Auf letztere zwei Formen sei kurz eingegangen: Call Centers (wo zu 80 % Frauen
tätig sind) haben sich zu regelrechten Motoren der Beschäftigung entwickelt.
Die Arbeitsbedingungen sind hingegen oftmals problematisch (Schichtarbeit,
mangelhafte Einarbeitung, Zeitdruck, geringer Handlungsspielraum, hoher
Personal-Turnover). Hieraus resultieren in Studien hohe Raten an
psychosomatischen Beschwerden, vornehmlich bei Frauen und Personen mit höherer
Schulbildung. Teleheimarbeit kann eine Möglichkeit sein, berufliche und
familiäre Bedürfnisse in Einklang zu bringen.

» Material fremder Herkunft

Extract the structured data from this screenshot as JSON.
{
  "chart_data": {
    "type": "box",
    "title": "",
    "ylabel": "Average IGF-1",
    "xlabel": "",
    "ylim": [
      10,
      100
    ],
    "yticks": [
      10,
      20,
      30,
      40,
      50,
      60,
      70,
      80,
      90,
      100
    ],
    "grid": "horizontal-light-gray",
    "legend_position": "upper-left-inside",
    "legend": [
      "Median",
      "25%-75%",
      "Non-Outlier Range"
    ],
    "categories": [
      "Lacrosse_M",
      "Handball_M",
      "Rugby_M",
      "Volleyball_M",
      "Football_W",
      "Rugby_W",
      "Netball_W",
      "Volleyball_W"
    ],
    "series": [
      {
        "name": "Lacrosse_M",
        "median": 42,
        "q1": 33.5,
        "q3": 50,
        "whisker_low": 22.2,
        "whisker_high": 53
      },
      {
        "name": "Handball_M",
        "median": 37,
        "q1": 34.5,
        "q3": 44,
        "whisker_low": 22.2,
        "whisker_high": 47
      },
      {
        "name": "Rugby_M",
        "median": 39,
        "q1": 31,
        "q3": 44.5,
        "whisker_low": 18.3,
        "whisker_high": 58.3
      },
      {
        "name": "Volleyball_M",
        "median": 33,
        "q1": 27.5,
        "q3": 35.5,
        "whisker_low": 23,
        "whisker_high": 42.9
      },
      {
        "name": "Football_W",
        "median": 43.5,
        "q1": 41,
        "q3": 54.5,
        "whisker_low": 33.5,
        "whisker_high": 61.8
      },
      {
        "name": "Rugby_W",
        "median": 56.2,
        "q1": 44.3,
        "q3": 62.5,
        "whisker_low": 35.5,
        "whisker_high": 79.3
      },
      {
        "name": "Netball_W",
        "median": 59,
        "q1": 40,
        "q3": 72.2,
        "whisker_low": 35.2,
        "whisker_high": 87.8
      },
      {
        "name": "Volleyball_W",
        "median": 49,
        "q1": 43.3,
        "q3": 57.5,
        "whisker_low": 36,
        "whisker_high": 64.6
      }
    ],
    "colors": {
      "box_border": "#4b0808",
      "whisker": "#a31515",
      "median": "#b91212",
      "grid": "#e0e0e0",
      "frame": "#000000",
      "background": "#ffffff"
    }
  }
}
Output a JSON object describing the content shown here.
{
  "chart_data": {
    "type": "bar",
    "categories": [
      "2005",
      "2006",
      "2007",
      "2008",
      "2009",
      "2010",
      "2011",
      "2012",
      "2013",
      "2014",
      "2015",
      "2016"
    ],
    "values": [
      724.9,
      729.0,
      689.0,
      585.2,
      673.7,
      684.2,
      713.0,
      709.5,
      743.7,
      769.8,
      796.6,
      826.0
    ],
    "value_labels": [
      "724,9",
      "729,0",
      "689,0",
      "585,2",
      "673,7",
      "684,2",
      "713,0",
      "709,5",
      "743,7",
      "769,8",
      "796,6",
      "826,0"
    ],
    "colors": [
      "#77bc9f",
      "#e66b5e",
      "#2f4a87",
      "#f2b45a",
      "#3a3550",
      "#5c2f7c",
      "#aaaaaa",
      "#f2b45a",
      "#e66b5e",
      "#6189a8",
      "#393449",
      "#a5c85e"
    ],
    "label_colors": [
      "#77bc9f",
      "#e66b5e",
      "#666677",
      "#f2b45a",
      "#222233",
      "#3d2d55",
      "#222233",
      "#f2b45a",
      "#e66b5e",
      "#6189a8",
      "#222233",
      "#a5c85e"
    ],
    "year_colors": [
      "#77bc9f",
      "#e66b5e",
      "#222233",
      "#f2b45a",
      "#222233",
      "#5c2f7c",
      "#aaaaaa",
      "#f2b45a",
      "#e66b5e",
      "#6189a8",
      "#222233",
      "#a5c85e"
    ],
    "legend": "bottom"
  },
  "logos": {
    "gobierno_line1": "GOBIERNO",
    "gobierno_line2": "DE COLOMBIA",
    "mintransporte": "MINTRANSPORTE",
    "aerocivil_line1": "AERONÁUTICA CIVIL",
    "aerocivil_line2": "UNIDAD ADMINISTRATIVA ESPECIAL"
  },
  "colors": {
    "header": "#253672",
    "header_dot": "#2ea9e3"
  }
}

Dem stehen aber auch Nachteile
gegenüber: Tele-Heimarbeiter, meist am Bildschirmarbeitsplatz, steigen aus dem
Sozialverbund des Betriebes aus. Es kommt zu einer fragwürdigen Vermischung von
Privatem und Beruflichem.
3. Mehrfachbelastung durch Beruf, Haushalt und Kinder
In Deutschland ist der weibliche Anteil der Berufstätigen fast so hoch wie
der männliche. Zwischen 60 und 70 % der weiblichen Berufstätigen sind Mütter.
Gleichwohl sind die klassischen männlichen Erwartungshaltungen an die
Kombination von Partnerschaft und Haushalt praktisch konstant geblieben (nur 5 %
der Männer, aber 25 % der Frauen stehen derzeit in Teilzeitbeschäftigung). Es
existiert jedoch eine Vielzahl von persönlichen wie auch von staatlich zu
regelnden Möglichkeiten, die "Kette des Verzichtens" für Frauen zu
unterbrechen (organisierte Mittagsbetreuung, verlängerte Öffnungszeiten von
Kindergärten und Horten, Job-sharing, Teilung der Hausarbeit etc.). Darüber
hinaus ist es wichtig, latente Schuldgefühle bei berufstätigen Müttern
abzubauen. Auch eine berufstätige Frau ist eine gute Mutter.
4. Verminderter Zugang zu Führungspositionen
Der früher bestehende Unterschied zwischen Männern und Frauen hinsichtlich
der Qualifikation von Ausbildungsabschlüssen gleicht sich zunehmend aus.
"Dennoch liegt der Anteil von Frauen in betrieblichen Führungspositionen
nach wie vor unter einem Prozent", moniert Professor Nowak. Diese für
Frauen oftmals fehlenden Aufstiegsmöglichkeiten gehören zu den wichtigsten
sozialen Stressoren, die es abzubauen gilt.